In der Carl-Platz-Schule gab es im Untergeschoss sogar Duschen „und einmal in der Woche durften wir die benutzen. Aber wir haben Badehosen angezogen oder in der Unterhose geduscht, weil wir uns „nackert" zu sehr geschämt hätten. Badezimmer oder Badewannen zu Hause hat ja kaum jemand gekannt", so der heute 69-jährige M.D. „Und als das Hallenbad fertig war, durften die Schüler sogar „baden", so nannte man den Schwimmunterricht. „In der neuen Schule war alles su arch sauber" erinnert sich R.K., „ganz anders als in der alten Knabenschule in der Hauptstraße (gegenüber der heutigen Sparkasse), wo es noch keine Wasserspülung am Abort gegeben hat."
Und wie war es bei den Mädchen?

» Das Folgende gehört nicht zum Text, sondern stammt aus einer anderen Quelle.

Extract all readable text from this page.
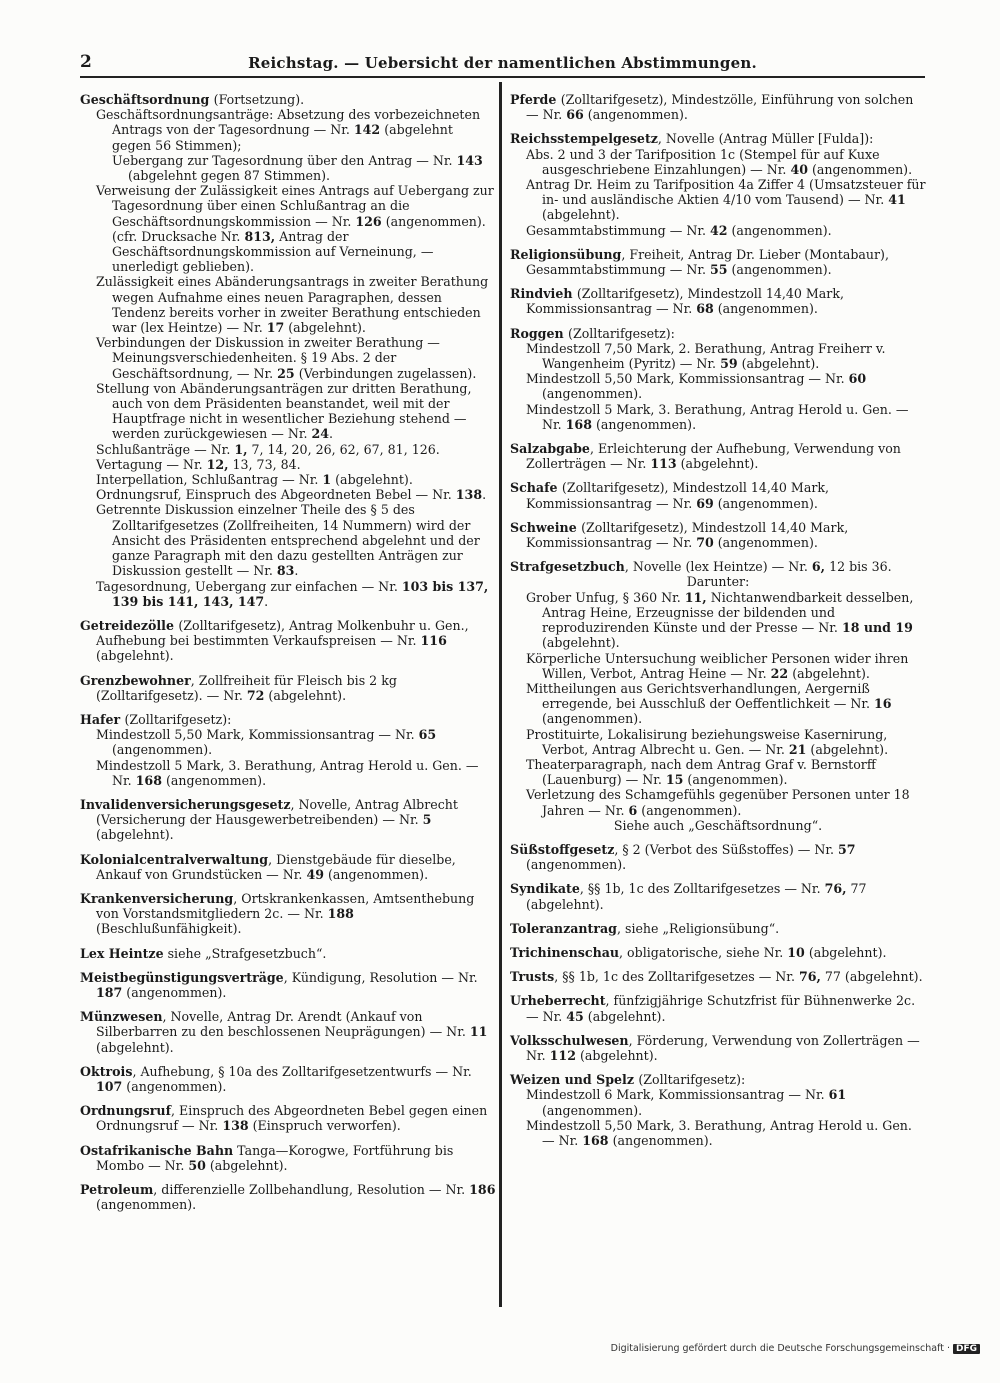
2	Reichstag. — Uebersicht der namentlichen Abstimmungen.
Geschäftsordnung (Fortsetzung).
Geschäftsordnungsanträge: Absetzung des vorbezeichneten Antrags von der Tagesordnung — Nr. 142 (abgelehnt gegen 56 Stimmen);
Uebergang zur Tagesordnung über den Antrag — Nr. 143 (abgelehnt gegen 87 Stimmen).
Verweisung der Zulässigkeit eines Antrags auf Uebergang zur Tagesordnung über einen Schlußantrag an die Geschäftsordnungskommission — Nr. 126 (angenommen). (cfr. Drucksache Nr. 813, Antrag der Geschäftsordnungskommission auf Verneinung, — unerledigt geblieben).
Zulässigkeit eines Abänderungsantrags in zweiter Berathung wegen Aufnahme eines neuen Paragraphen, dessen Tendenz bereits vorher in zweiter Berathung entschieden war (lex Heintze) — Nr. 17 (abgelehnt).
Verbindungen der Diskussion in zweiter Berathung — Meinungsverschiedenheiten. § 19 Abs. 2 der Geschäftsordnung, — Nr. 25 (Verbindungen zugelassen).
Stellung von Abänderungsanträgen zur dritten Berathung, auch von dem Präsidenten beanstandet, weil mit der Hauptfrage nicht in wesentlicher Beziehung stehend — werden zurückgewiesen — Nr. 24.
Schlußanträge — Nr. 1, 7, 14, 20, 26, 62, 67, 81, 126.
Vertagung — Nr. 12, 13, 73, 84.
Interpellation, Schlußantrag — Nr. 1 (abgelehnt).
Ordnungsruf, Einspruch des Abgeordneten Bebel — Nr. 138.
Getrennte Diskussion einzelner Theile des § 5 des Zolltarifgesetzes (Zollfreiheiten, 14 Nummern) wird der Ansicht des Präsidenten entsprechend abgelehnt und der ganze Paragraph mit den dazu gestellten Anträgen zur Diskussion gestellt — Nr. 83.
Tagesordnung, Uebergang zur einfachen — Nr. 103 bis 137, 139 bis 141, 143, 147.
Getreidezölle (Zolltarifgesetz), Antrag Molkenbuhr u. Gen., Aufhebung bei bestimmten Verkaufspreisen — Nr. 116 (abgelehnt).
Grenzbewohner, Zollfreiheit für Fleisch bis 2 kg (Zolltarifgesetz). — Nr. 72 (abgelehnt).
Hafer (Zolltarifgesetz):
Mindestzoll 5,50 Mark, Kommissionsantrag — Nr. 65 (angenommen).
Mindestzoll 5 Mark, 3. Berathung, Antrag Herold u. Gen. — Nr. 168 (angenommen).
Invalidenversicherungsgesetz, Novelle, Antrag Albrecht (Versicherung der Hausgewerbetreibenden) — Nr. 5 (abgelehnt).
Kolonialcentralverwaltung, Dienstgebäude für dieselbe, Ankauf von Grundstücken — Nr. 49 (angenommen).
Krankenversicherung, Ortskrankenkassen, Amtsenthebung von Vorstandsmitgliedern 2c. — Nr. 188 (Beschlußunfähigkeit).
Lex Heintze siehe „Strafgesetzbuch“.
Meistbegünstigungsverträge, Kündigung, Resolution — Nr. 187 (angenommen).
Münzwesen, Novelle, Antrag Dr. Arendt (Ankauf von Silberbarren zu den beschlossenen Neuprägungen) — Nr. 11 (abgelehnt).
Oktrois, Aufhebung, § 10a des Zolltarifgesetzentwurfs — Nr. 107 (angenommen).
Ordnungsruf, Einspruch des Abgeordneten Bebel gegen einen Ordnungsruf — Nr. 138 (Einspruch verworfen).
Ostafrikanische Bahn Tanga—Korogwe, Fortführung bis Mombo — Nr. 50 (abgelehnt).
Petroleum, differenzielle Zollbehandlung, Resolution — Nr. 186 (angenommen).
Pferde (Zolltarifgesetz), Mindestzölle, Einführung von solchen — Nr. 66 (angenommen).
Reichsstempelgesetz, Novelle (Antrag Müller [Fulda]):
Abs. 2 und 3 der Tarifposition 1c (Stempel für auf Kuxe ausgeschriebene Einzahlungen) — Nr. 40 (angenommen).
Antrag Dr. Heim zu Tarifposition 4a Ziffer 4 (Umsatzsteuer für in- und ausländische Aktien 4/10 vom Tausend) — Nr. 41 (abgelehnt).
Gesammtabstimmung — Nr. 42 (angenommen).
Religionsübung, Freiheit, Antrag Dr. Lieber (Montabaur), Gesammtabstimmung — Nr. 55 (angenommen).
Rindvieh (Zolltarifgesetz), Mindestzoll 14,40 Mark, Kommissionsantrag — Nr. 68 (angenommen).
Roggen (Zolltarifgesetz):
Mindestzoll 7,50 Mark, 2. Berathung, Antrag Freiherr v. Wangenheim (Pyritz) — Nr. 59 (abgelehnt).
Mindestzoll 5,50 Mark, Kommissionsantrag — Nr. 60 (angenommen).
Mindestzoll 5 Mark, 3. Berathung, Antrag Herold u. Gen. — Nr. 168 (angenommen).
Salzabgabe, Erleichterung der Aufhebung, Verwendung von Zollerträgen — Nr. 113 (abgelehnt).
Schafe (Zolltarifgesetz), Mindestzoll 14,40 Mark, Kommissionsantrag — Nr. 69 (angenommen).
Schweine (Zolltarifgesetz), Mindestzoll 14,40 Mark, Kommissionsantrag — Nr. 70 (angenommen).
Strafgesetzbuch, Novelle (lex Heintze) — Nr. 6, 12 bis 36.
Darunter:
Grober Unfug, § 360 Nr. 11, Nichtanwendbarkeit desselben, Antrag Heine, Erzeugnisse der bildenden und reproduzirenden Künste und der Presse — Nr. 18 und 19 (abgelehnt).
Körperliche Untersuchung weiblicher Personen wider ihren Willen, Verbot, Antrag Heine — Nr. 22 (abgelehnt).
Mittheilungen aus Gerichtsverhandlungen, Aergerniß erregende, bei Ausschluß der Oeffentlichkeit — Nr. 16 (angenommen).
Prostituirte, Lokalisirung beziehungsweise Kasernirung, Verbot, Antrag Albrecht u. Gen. — Nr. 21 (abgelehnt).
Theaterparagraph, nach dem Antrag Graf v. Bernstorff (Lauenburg) — Nr. 15 (angenommen).
Verletzung des Schamgefühls gegenüber Personen unter 18 Jahren — Nr. 6 (angenommen).
Siehe auch „Geschäftsordnung“.
Süßstoffgesetz, § 2 (Verbot des Süßstoffes) — Nr. 57 (angenommen).
Syndikate, §§ 1b, 1c des Zolltarifgesetzes — Nr. 76, 77 (abgelehnt).
Toleranzantrag, siehe „Religionsübung“.
Trichinenschau, obligatorische, siehe Nr. 10 (abgelehnt).
Trusts, §§ 1b, 1c des Zolltarifgesetzes — Nr. 76, 77 (abgelehnt).
Urheberrecht, fünfzigjährige Schutzfrist für Bühnenwerke 2c. — Nr. 45 (abgelehnt).
Volksschulwesen, Förderung, Verwendung von Zollerträgen — Nr. 112 (abgelehnt).
Weizen und Spelz (Zolltarifgesetz):
Mindestzoll 6 Mark, Kommissionsantrag — Nr. 61 (angenommen).
Mindestzoll 5,50 Mark, 3. Berathung, Antrag Herold u. Gen. — Nr. 168 (angenommen).
Digitalisierung gefördert durch die Deutsche Forschungsgemeinschaft · DFG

Streng getrennt von den Buben wurden sie im Mädchenschulhaus am Kirchenplatz unterrichtet. Die armen Schulschwestern und die Maria Ward Schwester waren die Lehrkräfte, die man nach dem Zusammenbruch mit offenen Armen wieder aufgenommen hatte und die unverzichtbar für die Erziehung der Mädchen waren. Die gestrenge Mater Rosalie, später Ehrenbürgerin, hat dabei das Schulleben geprägt.
In der Erlanger Straße unterrichtete Konrad Bucher nach dem Kriegseinsatz die Berufsschüler. Der spätere Schulleiter war später als Regierungsdirektor verantwortlich für das gesamte Berufsschulwesen in Oberfranken. Besonders beliebt bei den Schülern war Dr. Ruth Schech, die Frau des hiesigen Zahnarztes. Vor 50 Jahren bezog die Berufsschule ein neues Gebäude jenseits der Aurach, das heute in die Realschule integriert ist. Die Realschule selbst, damals noch Mittelschule, bezog die Räume der „alten" Berufsschule gegenüber dem Liebfrauenhaus (1961), die heute noch für Vorträge und Veranstaltungen der Stadt genutzt werden. 1965 erhielt die Schule ein eigenes Gebäude an der Hans- Maier-Straße.
Seit 1972 besitzt Herzogenaurach ein Gymnasium, daneben erfreuen sich die private Schule im Liebfrauenhaus mit Grund- und Hauptschule sowie die Montessori Schule zunehmender Beliebtheit.